The method for judging and reclassifying valuable words according to claim 1, wherein the text information is any form of an online article, an email marketing text, a product description, a public document, or a short text or a combination thereof.

The method for judging and reclassifying a valuable word according to claim 1, wherein the first text information, the first valuable word information, the second valuable word information, and the classification information are provided by a data provider device provided.

The method for judging and reclassifying valuable words according to claim 1, wherein the first machine learning and the second machine learning mainly use supervised learning methods, semi-supervised learning methods, and reinforcement machine learning methods. one of them.
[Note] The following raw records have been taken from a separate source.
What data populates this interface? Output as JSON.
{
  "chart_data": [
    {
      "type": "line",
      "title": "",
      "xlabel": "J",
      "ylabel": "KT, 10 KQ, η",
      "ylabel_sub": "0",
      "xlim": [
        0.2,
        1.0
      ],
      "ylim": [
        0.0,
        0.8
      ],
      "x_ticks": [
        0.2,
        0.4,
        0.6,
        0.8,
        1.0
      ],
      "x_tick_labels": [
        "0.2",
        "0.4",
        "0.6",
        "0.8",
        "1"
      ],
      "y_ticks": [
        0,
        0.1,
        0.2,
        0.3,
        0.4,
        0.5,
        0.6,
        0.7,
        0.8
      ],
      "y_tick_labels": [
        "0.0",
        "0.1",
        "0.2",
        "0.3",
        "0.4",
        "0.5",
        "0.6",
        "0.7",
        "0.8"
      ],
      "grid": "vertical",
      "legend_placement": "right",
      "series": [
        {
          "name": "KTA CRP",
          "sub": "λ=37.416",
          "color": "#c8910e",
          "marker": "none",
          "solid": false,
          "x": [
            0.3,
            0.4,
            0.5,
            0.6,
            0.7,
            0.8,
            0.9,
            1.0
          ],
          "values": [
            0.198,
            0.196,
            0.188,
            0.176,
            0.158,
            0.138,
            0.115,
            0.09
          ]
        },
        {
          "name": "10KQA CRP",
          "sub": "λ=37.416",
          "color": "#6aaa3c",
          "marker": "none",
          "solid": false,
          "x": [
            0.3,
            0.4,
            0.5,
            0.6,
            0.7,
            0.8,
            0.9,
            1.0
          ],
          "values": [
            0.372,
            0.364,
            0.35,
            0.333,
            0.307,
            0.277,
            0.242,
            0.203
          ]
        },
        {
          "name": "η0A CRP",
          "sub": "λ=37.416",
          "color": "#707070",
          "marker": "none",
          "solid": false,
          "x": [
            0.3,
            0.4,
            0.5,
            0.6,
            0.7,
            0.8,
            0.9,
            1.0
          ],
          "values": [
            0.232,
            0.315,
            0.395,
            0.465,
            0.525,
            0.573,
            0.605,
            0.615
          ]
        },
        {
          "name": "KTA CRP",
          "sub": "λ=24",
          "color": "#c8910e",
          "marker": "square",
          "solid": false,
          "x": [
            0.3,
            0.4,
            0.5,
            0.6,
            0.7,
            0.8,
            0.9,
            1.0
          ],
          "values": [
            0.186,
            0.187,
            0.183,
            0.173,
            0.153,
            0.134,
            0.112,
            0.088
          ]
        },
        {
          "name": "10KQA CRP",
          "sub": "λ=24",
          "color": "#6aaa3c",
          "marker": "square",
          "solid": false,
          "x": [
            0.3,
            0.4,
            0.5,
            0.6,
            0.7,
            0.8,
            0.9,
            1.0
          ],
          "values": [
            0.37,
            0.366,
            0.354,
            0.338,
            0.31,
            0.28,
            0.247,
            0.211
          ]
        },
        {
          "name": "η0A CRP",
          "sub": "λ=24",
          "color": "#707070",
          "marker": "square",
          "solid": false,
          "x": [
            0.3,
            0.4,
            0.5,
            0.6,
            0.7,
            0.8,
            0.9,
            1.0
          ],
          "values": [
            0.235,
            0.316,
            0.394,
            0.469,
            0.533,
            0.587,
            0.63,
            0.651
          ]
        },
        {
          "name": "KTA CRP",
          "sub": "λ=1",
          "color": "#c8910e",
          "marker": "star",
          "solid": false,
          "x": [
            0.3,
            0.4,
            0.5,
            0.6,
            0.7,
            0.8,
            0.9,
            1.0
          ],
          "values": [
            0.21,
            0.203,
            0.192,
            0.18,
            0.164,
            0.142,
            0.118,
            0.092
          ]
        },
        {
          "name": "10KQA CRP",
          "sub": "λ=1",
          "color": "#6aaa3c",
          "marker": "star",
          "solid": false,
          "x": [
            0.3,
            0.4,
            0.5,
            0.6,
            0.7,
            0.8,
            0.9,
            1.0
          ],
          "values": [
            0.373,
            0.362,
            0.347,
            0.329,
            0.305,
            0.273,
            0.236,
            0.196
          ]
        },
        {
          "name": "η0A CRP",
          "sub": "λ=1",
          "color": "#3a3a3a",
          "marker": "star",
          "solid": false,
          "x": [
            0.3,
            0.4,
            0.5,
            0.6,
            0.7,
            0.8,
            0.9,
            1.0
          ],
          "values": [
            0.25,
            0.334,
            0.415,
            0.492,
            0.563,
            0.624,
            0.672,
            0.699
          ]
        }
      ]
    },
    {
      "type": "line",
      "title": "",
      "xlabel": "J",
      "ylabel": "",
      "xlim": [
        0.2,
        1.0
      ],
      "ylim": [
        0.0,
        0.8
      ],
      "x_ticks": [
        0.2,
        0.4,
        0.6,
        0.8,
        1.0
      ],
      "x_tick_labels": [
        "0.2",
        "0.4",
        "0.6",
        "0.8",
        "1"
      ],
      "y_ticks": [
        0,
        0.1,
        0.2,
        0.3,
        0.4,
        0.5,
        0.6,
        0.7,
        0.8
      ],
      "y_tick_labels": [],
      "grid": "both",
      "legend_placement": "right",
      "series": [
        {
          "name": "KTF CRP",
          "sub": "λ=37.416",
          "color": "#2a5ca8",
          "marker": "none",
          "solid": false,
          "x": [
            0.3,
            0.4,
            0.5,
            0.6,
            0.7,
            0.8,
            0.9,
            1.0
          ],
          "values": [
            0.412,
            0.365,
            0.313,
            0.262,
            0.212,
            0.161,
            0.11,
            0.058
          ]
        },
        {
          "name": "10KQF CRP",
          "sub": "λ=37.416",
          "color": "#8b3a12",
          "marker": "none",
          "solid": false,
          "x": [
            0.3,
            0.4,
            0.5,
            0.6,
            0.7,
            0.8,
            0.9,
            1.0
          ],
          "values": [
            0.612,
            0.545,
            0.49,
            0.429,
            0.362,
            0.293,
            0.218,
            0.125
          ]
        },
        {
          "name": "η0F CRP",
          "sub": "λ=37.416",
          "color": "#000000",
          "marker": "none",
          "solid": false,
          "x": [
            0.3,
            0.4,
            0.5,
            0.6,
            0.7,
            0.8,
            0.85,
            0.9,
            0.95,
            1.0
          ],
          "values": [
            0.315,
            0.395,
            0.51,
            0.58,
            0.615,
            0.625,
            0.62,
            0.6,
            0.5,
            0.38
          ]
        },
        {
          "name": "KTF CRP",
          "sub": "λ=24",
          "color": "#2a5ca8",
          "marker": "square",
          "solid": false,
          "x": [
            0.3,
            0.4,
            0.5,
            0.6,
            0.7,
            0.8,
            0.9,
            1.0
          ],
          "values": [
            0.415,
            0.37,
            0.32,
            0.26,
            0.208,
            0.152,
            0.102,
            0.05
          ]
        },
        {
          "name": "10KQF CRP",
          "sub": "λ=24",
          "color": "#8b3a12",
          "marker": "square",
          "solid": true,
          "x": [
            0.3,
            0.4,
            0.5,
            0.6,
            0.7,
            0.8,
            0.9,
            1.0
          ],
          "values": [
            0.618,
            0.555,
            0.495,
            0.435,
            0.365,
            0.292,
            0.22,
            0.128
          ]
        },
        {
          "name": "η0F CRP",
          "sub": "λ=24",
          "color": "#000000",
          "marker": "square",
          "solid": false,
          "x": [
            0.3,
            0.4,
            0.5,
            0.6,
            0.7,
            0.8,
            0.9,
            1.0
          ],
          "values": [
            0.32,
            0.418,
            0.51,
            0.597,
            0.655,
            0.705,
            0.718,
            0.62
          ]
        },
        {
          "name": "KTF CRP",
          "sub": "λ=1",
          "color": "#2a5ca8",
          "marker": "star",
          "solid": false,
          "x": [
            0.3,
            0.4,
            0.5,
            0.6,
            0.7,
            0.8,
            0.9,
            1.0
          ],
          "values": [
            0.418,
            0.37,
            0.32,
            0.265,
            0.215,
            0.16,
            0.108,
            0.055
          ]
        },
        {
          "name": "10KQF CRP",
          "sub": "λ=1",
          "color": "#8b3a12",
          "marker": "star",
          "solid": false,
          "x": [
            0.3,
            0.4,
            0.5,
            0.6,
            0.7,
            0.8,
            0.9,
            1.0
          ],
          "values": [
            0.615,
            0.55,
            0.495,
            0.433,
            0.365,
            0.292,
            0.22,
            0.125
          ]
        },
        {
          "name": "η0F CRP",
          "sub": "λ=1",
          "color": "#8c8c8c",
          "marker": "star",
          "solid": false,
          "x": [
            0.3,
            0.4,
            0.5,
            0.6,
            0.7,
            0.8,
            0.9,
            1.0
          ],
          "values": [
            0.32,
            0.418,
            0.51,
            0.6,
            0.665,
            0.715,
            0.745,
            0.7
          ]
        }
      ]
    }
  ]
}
The method for judging and re-classifying valuable words according to claim 1, wherein the re-classifying step of valuable words can be followed by an extracting and using step, and a user terminal can use a user terminal device to retrieve the words from the valuable words. When the processing server extracts the valuable word, the classification label information is also extracted by the word processing server.

A valuable word judgment and reclassification system, comprising: a word processing server, which mainly includes a data processing module, a data storage module, a data collection module, a word judgment module, and A word reclassification module is informationally connected with it, the data processing module is a central processing unit for running the server; the data storage module mainly includes a word judgment database, a word reclassification database, and a classification completion database; the data collection module mainly collects a text information to be tested, and transmits it to the word judgment module; the word judgment module will be stored in the word judgment database A text information is used as a first training input information, and a first valuable word information is used as a first label information, and a first machine learning is performed, and the word judgment module is based on the first machine learning. As a result, the information of a valuable word to be measured is determined from the text information to be measured, the information of the valuable word to be measured is extracted and sent to the word reclassification module; the word reclassification module will be stored in the word A second valuable word information in the word reclassification database is used as a second training input information, and a classification category information is used as a second label information, and a second machine learning is performed. The word reclassification module Then, based on the result of the second machine learning, classify the information of the valuable word to be tested, and assign the information of the valuable word to be measured a classification label information according to the result of the classification, and then combine the information of the valuable word to be tested with the classification label information is stored in the classification completion database; a third-party search system for providing the text under test information to the word processing server; and A data providing end device, the data providing end device provides the text information, the first valuable word information, the second valuable information, and the classification information to the word processing server.

The valuable word judgment and re-classification system according to claim 6, wherein the text information is any form of an online article, an email marketing text, a product description, a public document, or a short text or a combination thereof.

The valuable word judgment and reclassification system according to claim 6, wherein the first machine learning and the second machine learning mainly use supervised learning methods, semi-supervised learning methods, and reinforcement machine learning methods. one of them.

The valuable word determination and re-classification system according to claim 6, wherein the word processing server further comprises a correction module, and the correction module can be provided by the data providing end device with correction information based on The correction information adjusts the results of the first machine learning and the second machine learning.